What's the Big Deal? It's Just CBD
We've learned enough about cannabidiol and the products, so most consumers know and understand CBD is non-psychoactive, non-habit forming, and comes with few side effects. So why is the government still so worried about the substance?
- Lack of regulations and testing. Because CBD products are not FDA approved, they fall into a class of unregulated dietary supplements which have very few standards. As several reports have shown, many CBD products don't contain the potency promised, or worse, they may provide more THC than an unsuspecting consumer might be ready for or is considered legal.
- Due to the lack of testing, you may be getting more than you bargain for as well. Hemp is a clean-up crop which absorbs pollutants from the ground and water, and because industrial hemp typically contains smaller concentrations of cannabinoids, it takes more plant matter to produce the extracts, thus increasing the risk of toxins in the product.

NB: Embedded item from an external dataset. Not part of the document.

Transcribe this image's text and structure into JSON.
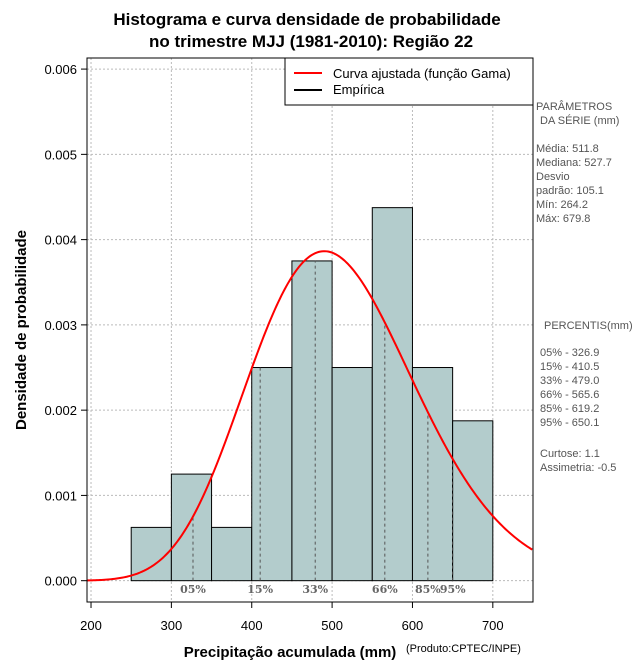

Safety Questions to Ask a CBD Provider Before You Order
- Where is your hemp sourced? If they are shady about telling you where their product comes from, take it as a sign. Look for products produced in legal states where testing is more common and more accessible to perform.
- How do you certify organic cultivation? Cultivators using high-end, organic practices and integrated pest management are going to be proud to tell you how wonderful they are. If they answer like they are hiding something – they likely are.
- Do you provide test results or a COA? A quality CBD producer will give a certificate of analysis for each batch so you can match the batch number on your product to the test results.
Although the products are not technically legal at the Federal level, the chances are good that no one is going to knock on your door when you order CBD pain cream or tinctures for stress. Taking advantage of the ambiguous laws surrounding the production, distribution, and use of CBD to improve your quality of life is not the crime of the century. Be mindful about where your products come from in the meantime, but rest assured, CBD will likely be legal for all in the very near future.